Thursday, April 7, 2016

What is my "mission"?

I was reminded this morning of something...my family comes first!

Sometimes as a "missionary" I feel like my focus has to be on the people I came here to love and serve.  I have to be "with" them constantly or I am not doing my job.  I have to be "helping" them in some way or I am not doing my job.

Yet, this morning I am so thankful that I don't allow those thoughts to keep me from keeping my focus on my family.  I am a MOM and a WIFE first.  My "mission" is to raise my children to love and trust our amazing God.  My "mission" is to raise my children to follow the footsteps of Jesus. My "mission" is to love my husband.

God is first in my life! But after him it has to be my family.  Yes, I live in Haiti as a "missionary".  Yes, I need to "help", be "with" and "love and serve" the people of Haiti!  God called us here to do exactly that.  People make sacrifices daily so that we can do exactly that. People pray for us daily as we do exactly that. But God calls me as a wife and mother to disciple my children and to love my husband first. 

This morning I saw the results of spending time focusing on my family...I can't stop smiling as I recall what happened!  I came home early after a morning run and my entire family was up and ready for the day. Normally, I wake Cameron up at 6:30 and we take our dog to the school for his morning run and bathroom time.  At about 7, Ethan shuffles out of his room. Today, however, everyone was up by 6am.

Scott made his amazing Cuban coffee for us and we all sat down at the table to enjoy it.  During our coffee time, Scott turned on the worship videos that we have been watching.  The boys have their favorites so we were picking and choosing what we wanted to see, hear AND sing to.  Well, for the next hour it was a concert in our kitchen.  The boys were up dancing and singing-the moonwalk was happening in my kitchen! It was a morning I will NEVER forget! I got to watch (and participate in) my children and my husband PRAISE our God!  It was the best worship service I've ever been in-right in my kitchen!

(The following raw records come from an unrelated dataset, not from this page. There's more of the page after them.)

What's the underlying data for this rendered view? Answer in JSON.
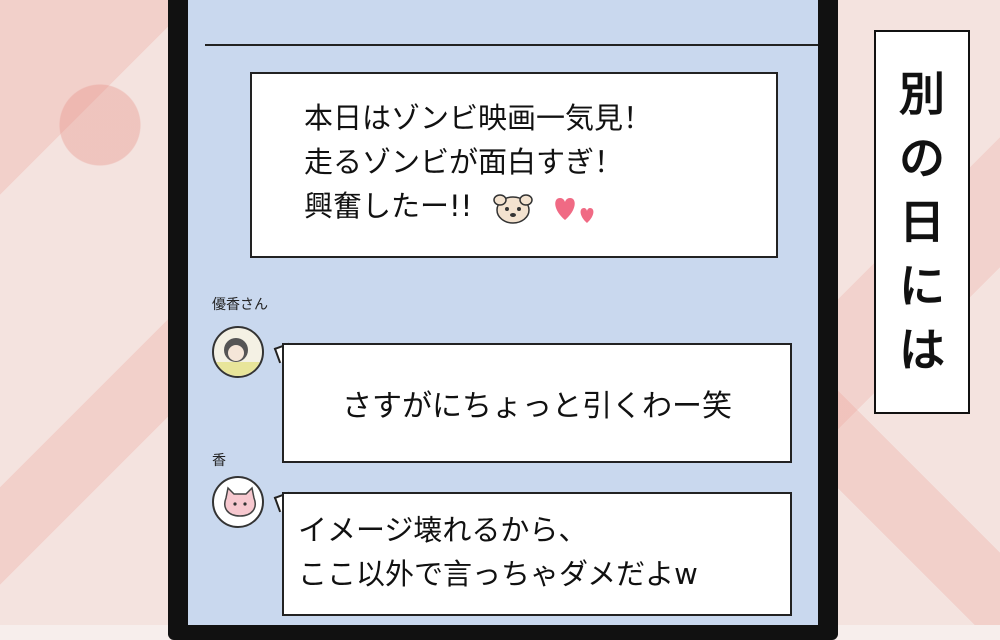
{
  "post": {
    "lines": [
      "本日はゾンビ映画一気見！",
      "走るゾンビが面白すぎ！",
      "興奮したー!!"
    ]
  },
  "comments": [
    {
      "user": "優香さん",
      "text": "さすがにちょっと引くわー笑"
    },
    {
      "user": "香",
      "lines": [
        "イメージ壊れるから、",
        "ここ以外で言っちゃダメだよw"
      ]
    }
  ],
  "caption": {
    "chars": [
      "別",
      "の",
      "日",
      "に",
      "は"
    ]
  },
  "icons": {
    "post_emoji": "dog-face-icon",
    "post_hearts": "hearts-icon",
    "avatar1": "person-avatar-icon",
    "avatar2": "cat-avatar-icon"
  }
}
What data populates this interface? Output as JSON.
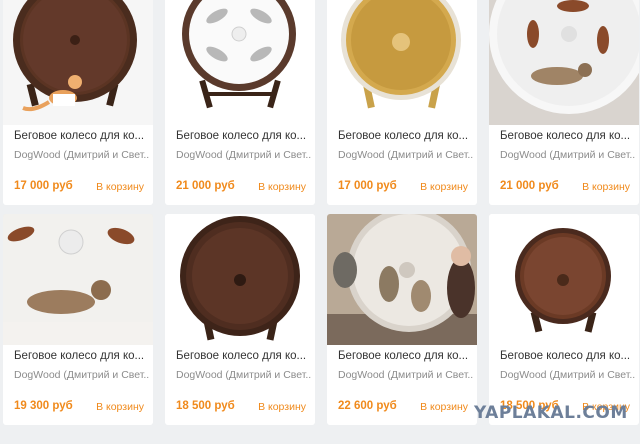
{
  "products": [
    {
      "title": "Беговое колесо для ко...",
      "seller": "DogWood (Дмитрий и Свет...",
      "price": "17 000 руб",
      "cart": "В корзину",
      "photo": "dark-wheel-ginger-cat"
    },
    {
      "title": "Беговое колесо для ко...",
      "seller": "DogWood (Дмитрий и Свет...",
      "price": "21 000 руб",
      "cart": "В корзину",
      "photo": "white-wheel-cat-silhouettes"
    },
    {
      "title": "Беговое колесо для ко...",
      "seller": "DogWood (Дмитрий и Свет...",
      "price": "17 000 руб",
      "cart": "В корзину",
      "photo": "light-wood-wheel"
    },
    {
      "title": "Беговое колесо для ко...",
      "seller": "DogWood (Дмитрий и Свет...",
      "price": "21 000 руб",
      "cart": "В корзину",
      "photo": "white-wheel-running-cat"
    },
    {
      "title": "Беговое колесо для ко...",
      "seller": "DogWood (Дмитрий и Свет...",
      "price": "19 300 руб",
      "cart": "В корзину",
      "photo": "white-wheel-closeup-cat"
    },
    {
      "title": "Беговое колесо для ко...",
      "seller": "DogWood (Дмитрий и Свет...",
      "price": "18 500 руб",
      "cart": "В корзину",
      "photo": "dark-wheel"
    },
    {
      "title": "Беговое колесо для ко...",
      "seller": "DogWood (Дмитрий и Свет...",
      "price": "22 600 руб",
      "cart": "В корзину",
      "photo": "wheel-room-woman-cats"
    },
    {
      "title": "Беговое колесо для ко...",
      "seller": "DogWood (Дмитрий и Свет...",
      "price": "18 500 руб",
      "cart": "В корзину",
      "photo": "dark-wheel-small"
    }
  ],
  "watermark": "YAPLAKAL.COM",
  "colors": {
    "accent": "#f08a1c",
    "background": "#eef0f2"
  }
}
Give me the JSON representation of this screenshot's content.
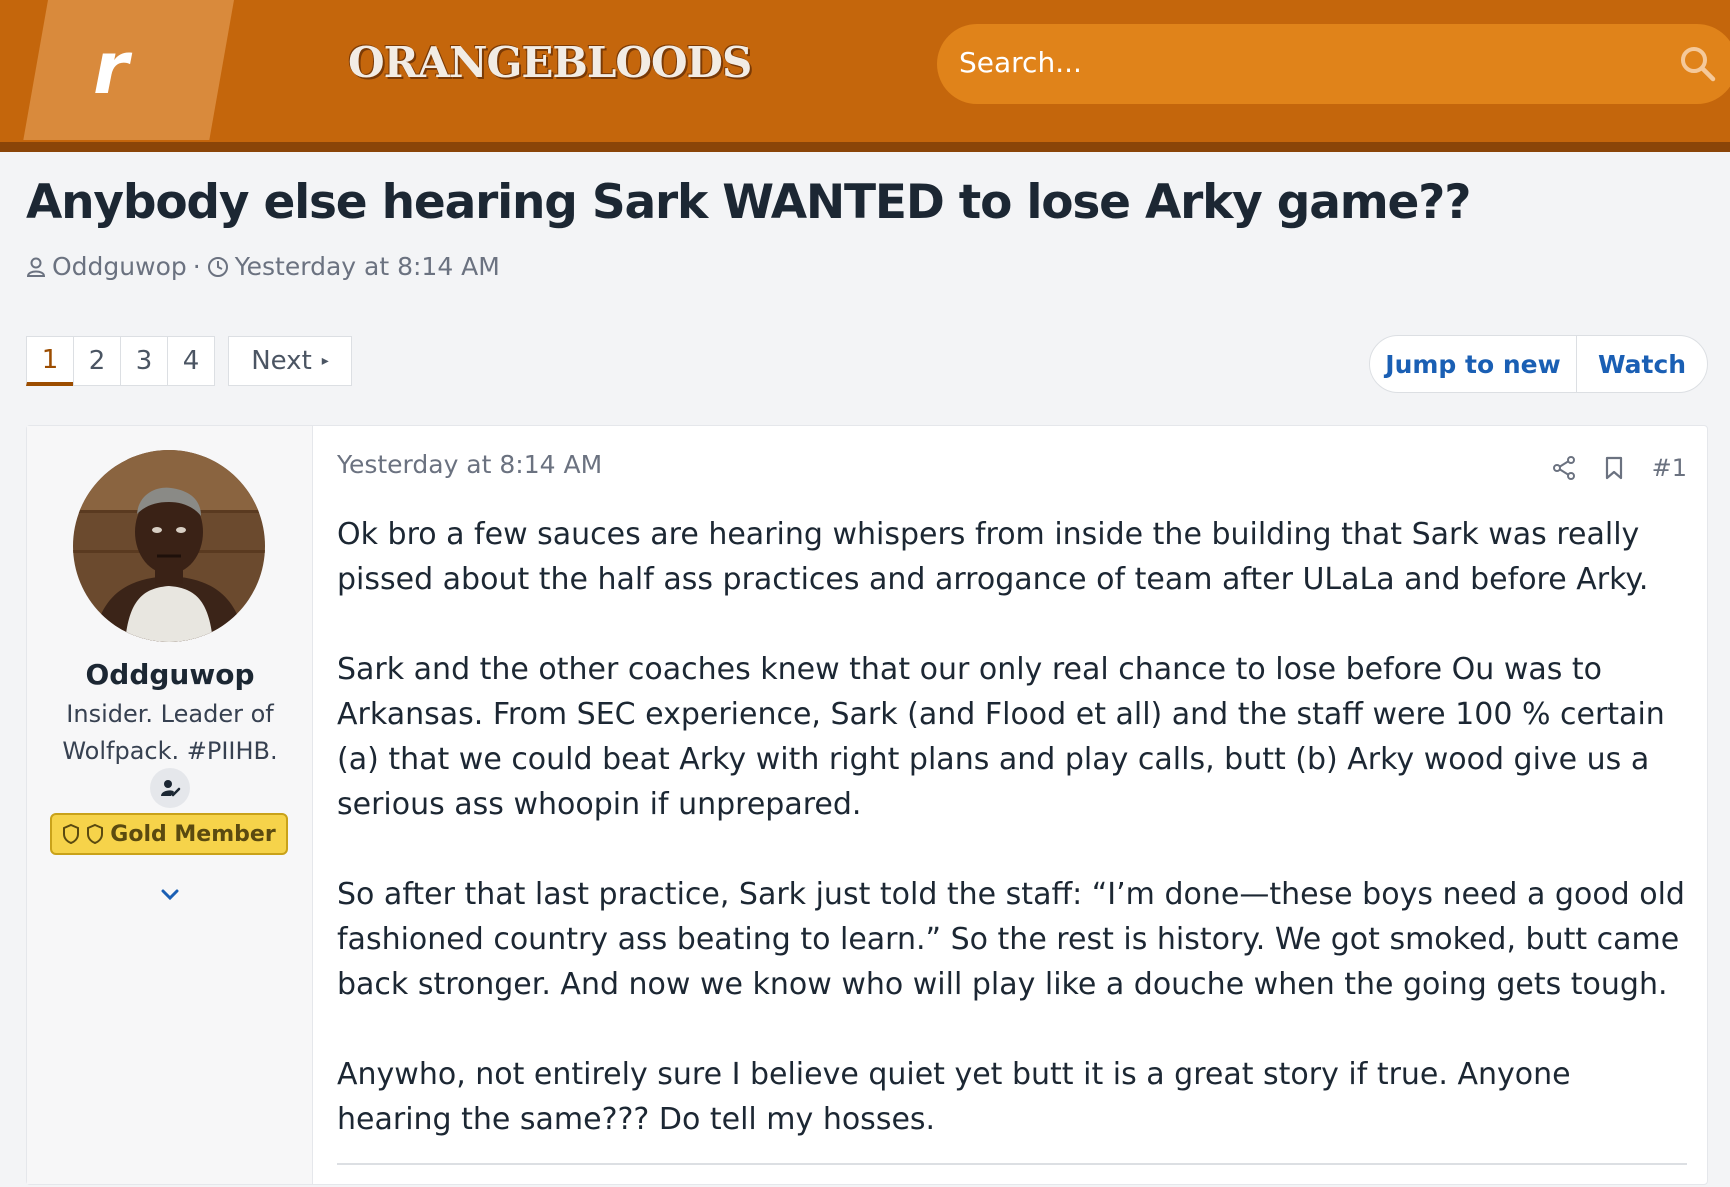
{
  "site": {
    "logo_letter": "r",
    "name": "ORANGEBLOODS",
    "search_placeholder": "Search..."
  },
  "thread": {
    "title": "Anybody else hearing Sark WANTED to lose Arky game??",
    "author": "Oddguwop",
    "separator": "·",
    "posted": "Yesterday at 8:14 AM"
  },
  "pagination": {
    "pages": [
      "1",
      "2",
      "3",
      "4"
    ],
    "current": "1",
    "next_label": "Next"
  },
  "thread_actions": {
    "jump_label": "Jump to new",
    "watch_label": "Watch"
  },
  "post": {
    "username": "Oddguwop",
    "user_title": "Insider. Leader of Wolfpack. #PIIHB.",
    "badge": "Gold Member",
    "date": "Yesterday at 8:14 AM",
    "number": "#1",
    "paragraphs": [
      "Ok bro a few sauces are hearing whispers from inside the building that Sark was really pissed about the half ass practices and arrogance of team after ULaLa and before Arky.",
      "Sark and the other coaches knew that our only real chance to lose before Ou was to Arkansas. From SEC experience, Sark (and Flood et all) and the staff were 100 % certain (a) that we could beat Arky with right plans and play calls, butt (b) Arky wood give us a serious ass whoopin if unprepared.",
      "So after that last practice, Sark just told the staff: “I’m done—these boys need a good old fashioned country ass beating to learn.” So the rest is history. We got smoked, butt came back stronger. And now we know who will play like a douche when the going gets tough.",
      "Anywho, not entirely sure I believe quiet yet butt it is a great story if true. Anyone hearing the same??? Do tell my hosses."
    ]
  },
  "colors": {
    "header_bg": "#c4660c",
    "header_border": "#8a4508",
    "search_bg": "#e0831a",
    "link_blue": "#1a5fb4",
    "page_accent": "#9c4d00",
    "gold_badge": "#f6d34a"
  },
  "icons": {
    "search": "search-icon",
    "user": "user-icon",
    "clock": "clock-icon",
    "share": "share-icon",
    "bookmark": "bookmark-icon",
    "chevron": "chevron-down-icon",
    "shield": "shield-icon",
    "user_edit": "user-edit-icon"
  }
}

I will continue to love, serve, help and be with these people I have come to know and love!  I will continue to do what God called me here to do! But, I pray I never forget to put my family before all of that.

Wednesday, January 20, 2016

I've got you!

Ethan came home from school with very intense pain in his lower abdomen.  Because of his pain we immediately took him to the best doctor we know in this area.  The trip there is only about 3 miles but took about 15 minutes.  The roads in Haiti are hard to explain.  Let me just say, my fitbit thought I had taken 3,000 steps during those 15 minutes.

The whole way there, as I held my 9 year old, I prayed!  That was the only thing I could do.  I held him trying to soften each bump and praying that the pain would go away! 

We arrived at the hospital and our friend Kerlande was there to help us.  She told us what to do, where to go, and stayed with us the whole day.  She was a gift from God! Kerlande, I can't thank you enough for walking through this with us!

We were able to see the doctor right away and had some tests done.  We left there without any answers but I am so thankful that the pain is completely gone at this moment.

As a mom, I hurt for my son in a way that words couldn't express.  Not knowing if he would get the right care, not knowing what was going on inside that little body, not knowing how to fix it...the only thing that got me through this day was knowing that God was in control.  I knew I could trust Him with Ethan's life.  That doesn't mean it was easy. I had to give Ethan to him moment by moment.  I kept trying to take care of it myself and then He would gently remind me that "I'VE GOT HIM!"  I knew that deep down but that surface stuff just gets in the way sometimes!

Isaiah 40:31 says "those who trust in the Lord will find new strength. They will soar high on wings like eagles.  The will run and not grow weary. They will walk and not grow faint."

What an amazing promise....God is saying, "I'VE GOT YOU!"  If only we could trust in that from our core to our surface!